金相場は続伸。世界経済の先行き不透明感を背景に買われる動きは続いている模様。英国のEU離脱決定以来、投資家は金への資金シフトを着実に進めているようである。

米ISM非製造業景況指数が前月から上昇し、市場予想も上回る好調な内容だったことで、一時値を削る場面もあっが、その後は再び買いが入っているようである。また、英国の商業用不動産ファンドが相次いで解約を停止していることで、ポンド安が進んだことから、ポンド建て金価格が急伸していることも、結果的に金相場全体を押し上げているといえよう。

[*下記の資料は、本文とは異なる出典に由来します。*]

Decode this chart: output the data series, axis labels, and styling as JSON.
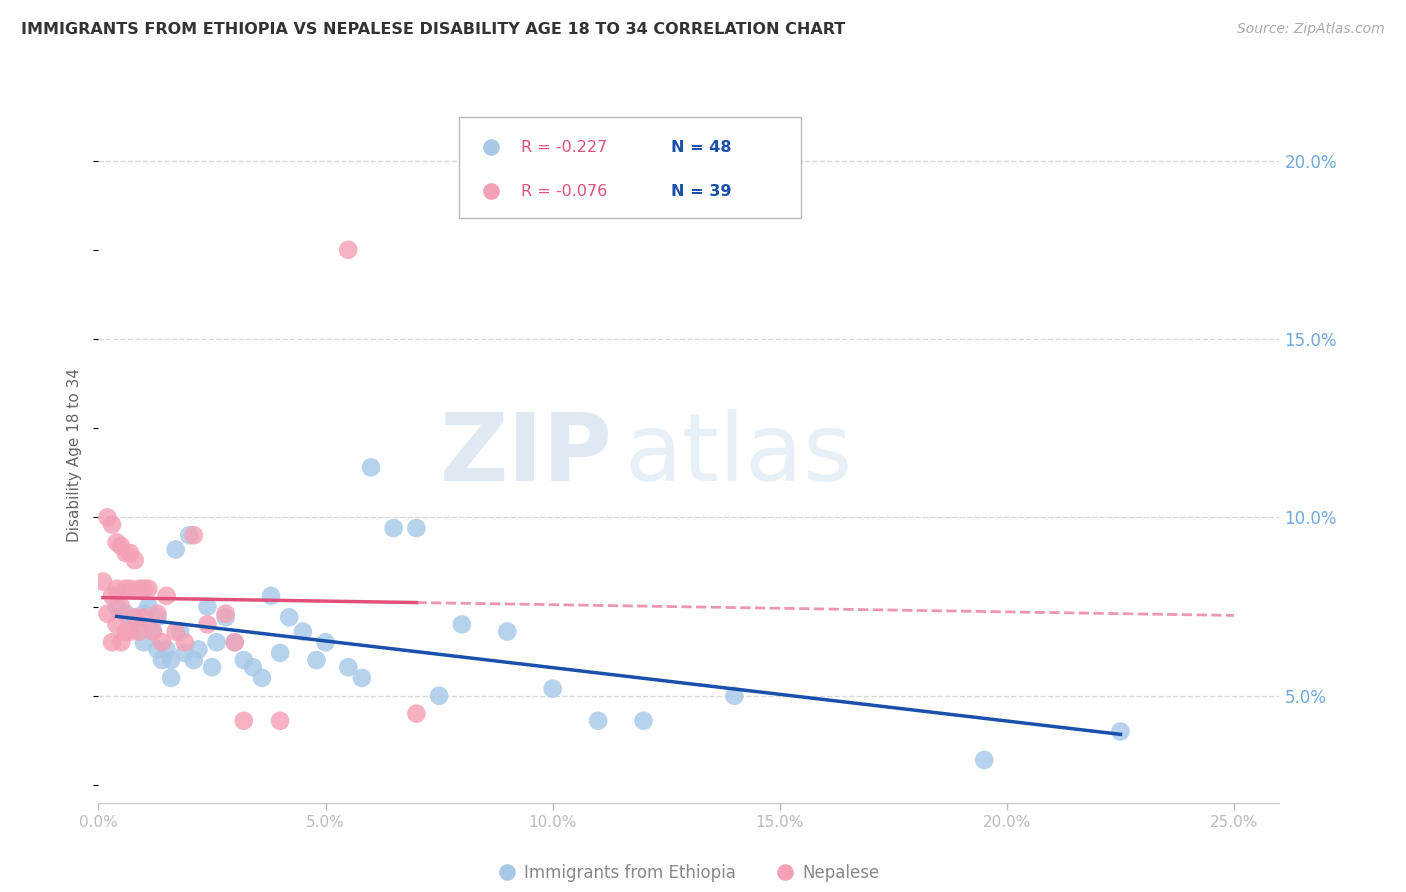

またプラチナも上昇基調を強めるなど、貴金属市場への関心は着実に高まっているといえる。また、世界的な低金利の状況も、金利がつかない貴金属には好都合である。低金利状況が続くことを前提に、金を中心とした貴金属相場は、歴史的な上昇局面に発展する可能性が高いとみている。

非鉄は概ね軟調に推移。最近の上昇に対する売りが引き続き出ているが、ニッケルだけは強い動きにあり、1万ドルを回復して高値をつけている。米国株は堅調だったが、ドルが対欧州通貨で上昇したことがやや重石になっているといえよう。

中国経済への懸念もあり、上値を積極的に買いづらくなりつつある。銅は下落しており、一段安になれば、これまでの上昇基調はいったん終了すると判断することになるだろう。

原油は反発。堅調な米国経済指標を背景に米国株が上昇したことが材料視された。また原油在庫の減少が予想されていることも支援材料だった。ただし、英国のEU離脱決定を受けた世界的な景気先行き不透明感は根強く、上値を積極的に買いづらい状況は変わっていないと見られる。

また、世界的に供給が回復しつつあるとの見方も上値を重くする可能性がある。夏の行楽シーズンにおける米国内のガソリン在庫が潤沢なことも圧迫材料になりやすい。米石油協会(API)が発表した先週の原油在庫は前週比670万バレル減少。減少は7週連続で、減少幅は市場予想の約3倍だった。ガソリン在庫は同360万バレル減(予想は同40万バレル減)だった。

WTIは46.40ドル、ブレントは47.80ドルを下回ると、下げが加速するとみていたが、引けではこれを維持しており、辛うじて急落リスクは回避された格好となっていると見られる。

しかし、本日発表のEIA石油在庫統計で弱い内容になれば、再び売り込まれる可能性もあるだけに要注意である。WTIが明確な形で上昇に向かうには、少なくとも48.50ドル超は必要であろう。